Avian influenza A(H9N2) virus is endemic among poultry throughout Eurasia (1–3). In Bangladesh, subtype H9N2 viruses are unique reassortants, containing genes from highly pathogenic avian influenza A(H7N3) viruses. The H9N2 virus poses a substantial infection risk to poultry (2) and has infected pigs and humans (4,5). Its evolution is continually monitored by the World Health Organization (http://www.who.int/influenza/vaccines/virus/201502_zoonotic_vaccinevirusupdate.pdf?ua = 1).
Ongoing influenza surveillance in Bangladesh found H9N2 virus primarily in poultry (5,6); we also surveyed a pet market that sold avian pets (parrots, finches, pigeons) and poultry (quail, turkey, chickens) and obtained isolates from nonpoultry terrestrial birds (6). This mixture of birds and mammals, some for which little associated influenza pathogenesis data exists, provided a unique opportunity to study the ecology, host range, and transmission potential of H9N2 virus.

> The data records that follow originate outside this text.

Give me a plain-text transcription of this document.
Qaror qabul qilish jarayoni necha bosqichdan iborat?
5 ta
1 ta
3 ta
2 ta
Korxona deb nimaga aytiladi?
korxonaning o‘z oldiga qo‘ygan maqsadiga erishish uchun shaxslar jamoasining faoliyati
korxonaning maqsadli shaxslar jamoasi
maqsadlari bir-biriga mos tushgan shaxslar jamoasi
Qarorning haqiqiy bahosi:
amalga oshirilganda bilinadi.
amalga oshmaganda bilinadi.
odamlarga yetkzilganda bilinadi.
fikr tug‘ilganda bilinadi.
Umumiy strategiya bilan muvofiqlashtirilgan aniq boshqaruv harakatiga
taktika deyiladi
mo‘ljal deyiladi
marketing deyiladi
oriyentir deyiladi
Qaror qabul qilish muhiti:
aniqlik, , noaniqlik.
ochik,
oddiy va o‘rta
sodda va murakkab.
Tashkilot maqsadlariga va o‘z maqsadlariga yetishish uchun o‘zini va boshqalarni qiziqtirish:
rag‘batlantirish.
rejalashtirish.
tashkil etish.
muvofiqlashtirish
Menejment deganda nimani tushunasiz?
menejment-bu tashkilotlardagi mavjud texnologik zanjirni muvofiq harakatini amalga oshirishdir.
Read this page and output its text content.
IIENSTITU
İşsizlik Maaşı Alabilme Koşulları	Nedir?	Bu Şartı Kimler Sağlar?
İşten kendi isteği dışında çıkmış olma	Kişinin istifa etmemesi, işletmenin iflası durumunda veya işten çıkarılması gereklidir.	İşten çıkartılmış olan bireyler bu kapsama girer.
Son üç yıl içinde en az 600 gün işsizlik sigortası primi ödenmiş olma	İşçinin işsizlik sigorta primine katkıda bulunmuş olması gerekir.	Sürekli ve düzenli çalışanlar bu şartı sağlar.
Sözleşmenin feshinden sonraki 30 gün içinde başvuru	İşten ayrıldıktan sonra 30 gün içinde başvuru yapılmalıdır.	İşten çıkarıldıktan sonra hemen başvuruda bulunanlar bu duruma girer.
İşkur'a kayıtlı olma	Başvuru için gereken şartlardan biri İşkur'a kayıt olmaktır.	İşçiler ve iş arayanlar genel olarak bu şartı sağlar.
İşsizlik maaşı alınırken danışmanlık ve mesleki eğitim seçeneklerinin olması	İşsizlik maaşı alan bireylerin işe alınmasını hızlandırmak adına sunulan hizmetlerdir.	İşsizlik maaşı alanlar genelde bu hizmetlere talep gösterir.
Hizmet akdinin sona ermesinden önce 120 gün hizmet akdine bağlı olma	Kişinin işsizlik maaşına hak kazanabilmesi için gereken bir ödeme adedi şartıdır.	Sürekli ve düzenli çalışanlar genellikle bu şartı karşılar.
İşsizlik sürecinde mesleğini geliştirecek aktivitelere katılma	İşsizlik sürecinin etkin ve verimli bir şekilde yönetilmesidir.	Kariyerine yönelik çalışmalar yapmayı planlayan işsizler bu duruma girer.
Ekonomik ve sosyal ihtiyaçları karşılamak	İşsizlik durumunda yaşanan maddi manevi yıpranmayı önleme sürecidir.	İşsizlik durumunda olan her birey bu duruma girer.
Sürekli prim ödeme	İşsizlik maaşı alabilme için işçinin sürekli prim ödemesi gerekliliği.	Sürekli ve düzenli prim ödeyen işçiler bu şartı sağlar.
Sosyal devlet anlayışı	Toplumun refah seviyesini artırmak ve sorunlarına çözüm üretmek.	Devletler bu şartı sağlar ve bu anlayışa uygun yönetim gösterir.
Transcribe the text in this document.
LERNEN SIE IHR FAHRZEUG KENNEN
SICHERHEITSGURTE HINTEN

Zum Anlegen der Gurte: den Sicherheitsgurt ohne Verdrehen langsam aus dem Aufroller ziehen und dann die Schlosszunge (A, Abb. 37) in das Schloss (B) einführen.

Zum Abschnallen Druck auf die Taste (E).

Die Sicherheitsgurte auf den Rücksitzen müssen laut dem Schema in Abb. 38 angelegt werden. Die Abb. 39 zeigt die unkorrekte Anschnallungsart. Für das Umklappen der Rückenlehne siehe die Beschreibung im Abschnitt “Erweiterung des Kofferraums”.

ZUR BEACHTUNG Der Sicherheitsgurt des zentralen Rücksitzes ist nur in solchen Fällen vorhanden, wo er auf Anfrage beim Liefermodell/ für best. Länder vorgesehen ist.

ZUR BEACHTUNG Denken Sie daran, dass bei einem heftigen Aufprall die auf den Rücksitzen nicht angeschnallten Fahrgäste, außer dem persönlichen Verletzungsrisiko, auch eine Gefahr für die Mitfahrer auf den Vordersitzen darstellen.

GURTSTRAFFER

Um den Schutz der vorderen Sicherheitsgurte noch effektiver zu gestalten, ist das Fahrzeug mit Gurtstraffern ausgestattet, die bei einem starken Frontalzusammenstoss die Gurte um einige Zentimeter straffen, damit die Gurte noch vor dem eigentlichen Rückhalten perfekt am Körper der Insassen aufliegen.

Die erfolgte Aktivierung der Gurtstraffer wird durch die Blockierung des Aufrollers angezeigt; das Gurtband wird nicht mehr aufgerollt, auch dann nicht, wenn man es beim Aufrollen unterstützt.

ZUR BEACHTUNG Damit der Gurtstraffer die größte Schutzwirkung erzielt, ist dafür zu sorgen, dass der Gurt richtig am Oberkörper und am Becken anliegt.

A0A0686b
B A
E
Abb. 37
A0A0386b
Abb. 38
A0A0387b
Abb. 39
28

Live bird markets are crucial to zoonotic spread of avian influenza viruses (AIVs) (12). However, our data suggest transmission potential in pet markets and vendor sites other than poultry markets; these sites may house birds infected with AIVs and should be included in future surveillance.
Our results may also inform surveillance sample collection. Oropharyngeal samples were collected from pet birds; collecting environmental swabs alone may yield lower isolation rates or fail to detect this virus.
H9N2 virus replication in pet birds also has implications for viral spread. Poultry are a major source of dissemination, but our data show domesticated or pet birds can harbor H9N2. Pet trading can extend across international borders and greatly expand the range of AIVs, as when H9N2 virus was repeatedly imported into Japan in infected parakeets (13).
Finally, the unique influenza varieties among pet birds may provide more opportunities for H9N2 virus to gain novel genetic elements; this subtype has had remarkable levels of reassortment activity with influenza A(H7N9) and highly pathogenic avian influenza A(H5N1) viruses (14,15).
H9N2 virus will remain a threat in the foreseeable future. Efforts are needed to identify its presence in poultry and nonpoultry avian species. Phenotypic properties of these viruses, including replication ex vivo and in vivo, are a valuable supplement to existing genotypic data and further inform the risk for spread within avian and human populations.